Aloy is pissy and unreasonable with just about everyone who wants to help her succeed, including her own clones. She isn’t a character I was proud to embody, nor who I particularly rooted for. Instead, I ended up jumping through her conversations as hastily as possible to save time and skipped every cutscene where the dialogue felt like padding (most of them). By the latter half of the game, I was giving all optional dialogue trees a hard pass - this included listening for ‘Rumors’. These nuggets of wisdom aren't overheard in the tavern or imparted by loquacious itinerant merchants like in the Forgotten Realms universe, they're subtly and naturally blended into the fabric of the world with a huge, fuck off green exclamation mark over an NPC’s head. In a characteristically clunky animation, Aloy slowly approaches, sits beside them to listen (much more patiently than I), and their gossip imparts something you already knew or reveals a location that’s already marked on your mini-map. Padding, padding and more padding.
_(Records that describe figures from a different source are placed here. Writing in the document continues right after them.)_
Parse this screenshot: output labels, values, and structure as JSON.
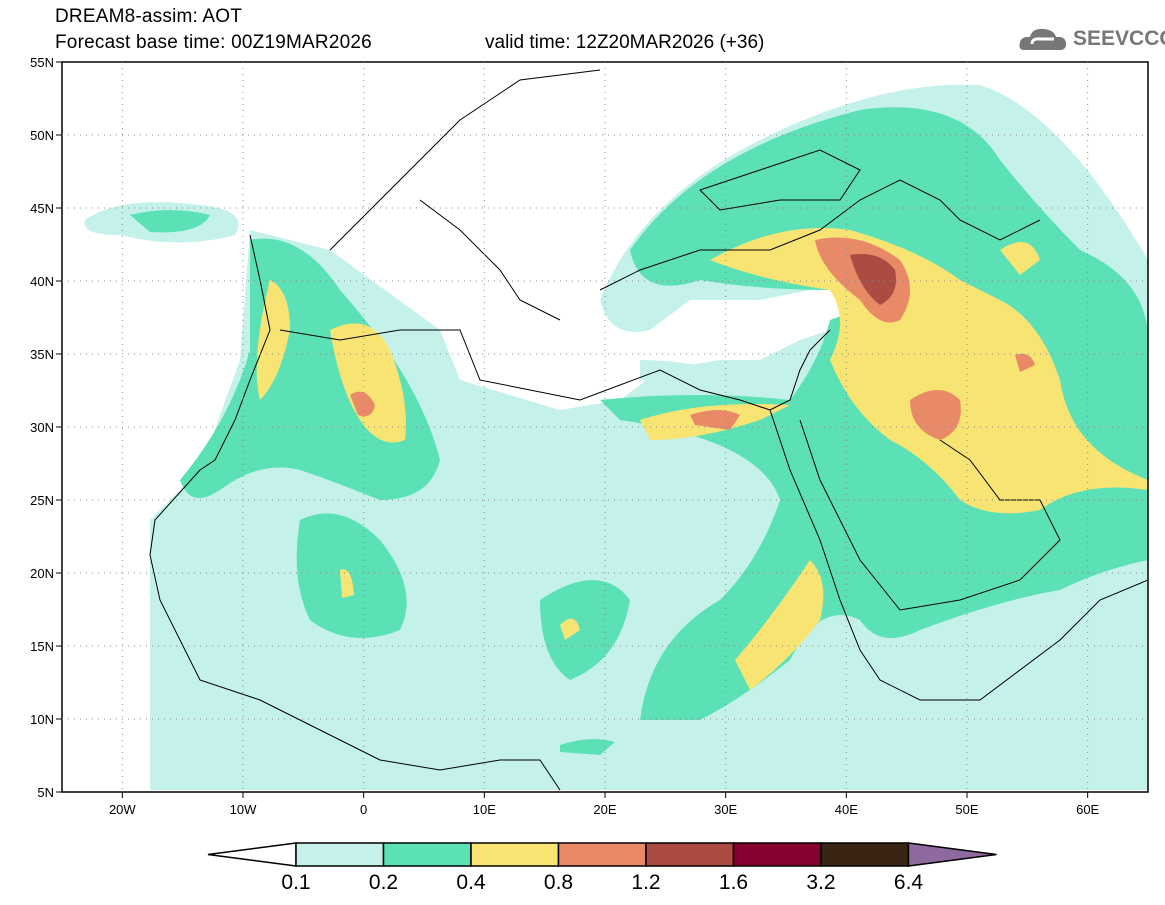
{
  "header": {
    "title": "DREAM8-assim: AOT",
    "base_time": "Forecast base time: 00Z19MAR2026",
    "valid_time": "valid time: 12Z20MAR2026 (+36)"
  },
  "logo": {
    "text": "SEEVCCC",
    "icon": "cloud-icon"
  },
  "map": {
    "lon_range": [
      -25,
      65
    ],
    "lat_range": [
      5,
      55
    ],
    "lat_labels": [
      "5N",
      "10N",
      "15N",
      "20N",
      "25N",
      "30N",
      "35N",
      "40N",
      "45N",
      "50N",
      "55N"
    ],
    "lon_labels": [
      "20W",
      "10W",
      "0",
      "10E",
      "20E",
      "30E",
      "40E",
      "50E",
      "60E"
    ]
  },
  "colorbar": {
    "levels": [
      "0.1",
      "0.2",
      "0.4",
      "0.8",
      "1.2",
      "1.6",
      "3.2",
      "6.4"
    ],
    "colors": [
      "#ffffff",
      "#c4f2ea",
      "#5ce1b7",
      "#f8e473",
      "#e88a68",
      "#ab4b42",
      "#850030",
      "#3a2414",
      "#8f6aa0"
    ]
  }
}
Combat with machines follows the same rhythm. Perhaps appropriately enough, they seem procedurally generated and located, scattered in the area designated as their spawn point. Highlighting their tracks illuminates the only path they will ever take in the world, usually a small circle or a straight line back and forth. Variety and challenge is introduced not by the AI of these machines, but by the sheer volume of them on a battlefield simultaneously and by the hit points and number of attacks each of them performs. It works well enough for general open world combat, but at best it doesn't feel curated, and at worst it feels thoughtless. The shapes of your enemies change, but your strategy is always the same: identify vulnerable components susceptible to elemental damage and target them accordingly. At least this time many upgrades and quest items require detaching from machines before they’re killed, which necessitates marginally more thought and planning than a regular fight to the death. Still, the surplus of unexciting skill tree updates are mostly wasted, and mechanics like Valor (a slowly accruing power which unleashes a special attack) and Weapon Stamina (a slowly accruing power which unleashes a different special attack) by and large feel like more effort to use than they’re worth.
To be fair, some of these issues arise from compromises you anticipate in a vast open world game, which isn't to say they're forgivable, but that they're not unexpected. You want a 100 hour game set on a map the size of Texas, don't be surprised when a few corners have been cut to bring you that scale. The result is quantity over quality time and again. Lamentably, this seems to be an order of priorities shared by many triple A titles these days: Day's Gone, Assassin's Creed, Just Cause, Far Cry, to name just a handful. You could be forgiven for thinking it’s only Rockstar and CD Projekt RED striving for scale and substance. Everybody knows, size only matters a bit, it’s what you do with it that counts. (🍆)
At the end of the day, Horizon Forbidden West provides a comfortable space you can while away your hours in; a calming, familiar canvas offering mindless, therapeutic escapism in much the same way bingeing Lost once did. There’s something to be said for that, but it’s disappointing when the game promised, and could have been, so much more.